How to Measure Leadership by its Impact on Employee Engagement

Updated: November 17, 2010

Leadership development must be more than a quick injection of methodologies and techniques. Go to class for 4 days and get your certificate…lead the world! Oh, please. Do you suspect this is why leadership skills are on the decline? If this is viewed as important then evaluating leadership requires constant attention, monitoring, and assessing. But how? Well, if you call it leadership then it has to be measured by its impact on employees, relationships and performance.

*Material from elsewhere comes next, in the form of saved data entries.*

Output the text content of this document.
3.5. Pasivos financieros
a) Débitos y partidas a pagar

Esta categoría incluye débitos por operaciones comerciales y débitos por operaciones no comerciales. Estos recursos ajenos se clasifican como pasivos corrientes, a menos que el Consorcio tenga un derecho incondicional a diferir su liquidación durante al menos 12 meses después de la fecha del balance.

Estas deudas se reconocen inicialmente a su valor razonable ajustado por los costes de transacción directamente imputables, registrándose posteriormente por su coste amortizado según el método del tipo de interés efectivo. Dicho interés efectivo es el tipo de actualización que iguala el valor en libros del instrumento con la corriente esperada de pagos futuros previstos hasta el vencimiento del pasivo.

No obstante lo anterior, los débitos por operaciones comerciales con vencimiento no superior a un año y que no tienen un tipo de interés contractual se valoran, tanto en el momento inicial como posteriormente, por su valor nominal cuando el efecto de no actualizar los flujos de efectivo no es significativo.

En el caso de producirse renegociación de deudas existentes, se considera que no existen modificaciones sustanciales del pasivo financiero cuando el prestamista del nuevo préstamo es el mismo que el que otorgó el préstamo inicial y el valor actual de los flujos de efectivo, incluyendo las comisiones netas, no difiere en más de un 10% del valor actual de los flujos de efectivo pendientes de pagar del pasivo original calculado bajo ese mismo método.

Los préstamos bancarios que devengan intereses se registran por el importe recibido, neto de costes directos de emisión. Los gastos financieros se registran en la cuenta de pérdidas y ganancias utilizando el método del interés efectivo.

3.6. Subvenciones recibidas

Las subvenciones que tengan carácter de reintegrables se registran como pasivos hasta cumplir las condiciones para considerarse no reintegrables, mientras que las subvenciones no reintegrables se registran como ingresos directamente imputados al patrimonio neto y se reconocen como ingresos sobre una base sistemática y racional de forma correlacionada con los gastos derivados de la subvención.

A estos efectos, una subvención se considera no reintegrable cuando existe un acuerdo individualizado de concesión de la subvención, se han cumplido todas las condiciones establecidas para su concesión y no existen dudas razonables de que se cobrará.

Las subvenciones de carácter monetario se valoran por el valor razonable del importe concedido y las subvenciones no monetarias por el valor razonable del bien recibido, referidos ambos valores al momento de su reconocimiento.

We all know you need gas in your car before you can make a road trip yet, having gas in your tank is no indication that road trips are being made. Many of the approaches to organizational leadership use the fuel tank approach. They put leadership skills into the organizational fuel tank and attempt to monitor how full the tank is. While fuel is visible and easy to measure, leadership qualities are less obvious.

Doesn't it make more sense to assess the results of leadership's effect on employees?

Seven Indicators of Impactful Leadership

It' a fact, there is a correlation between employee engagement levels and the quality of leadership. So are your employees happy because they are well led? Is employee engagement the output that leadership can be measured by?

Many studies provide clear proof those happy, productive, and engaged employees:

  • Feel valued, appreciated and rewarded (the way they want)
  • Are approachable, open to new ideas and to feedback from others
  • Feel free to give regular feedback
  • Feel engaged with the organization and its people and take ownership for their "needs"
  • Manage their relationships successfully and see the value of differences (don't mistaken this for Diversity)
  • Are motivated from within (Intrinsic not Extrinsic)
  • Can challenge and disagree while keeping rapport with colleagues

Organizations with the most successful leaders lead in the context of people and situations. They understand and interact with both. Leadership development, for them, is most effective because it is done in context.

Leadership development programs that run in isolation of the people being led may be useful in teaching generic principles of leadership but attendees are still left with the problem of applying this information to their context, to specific employees and situations.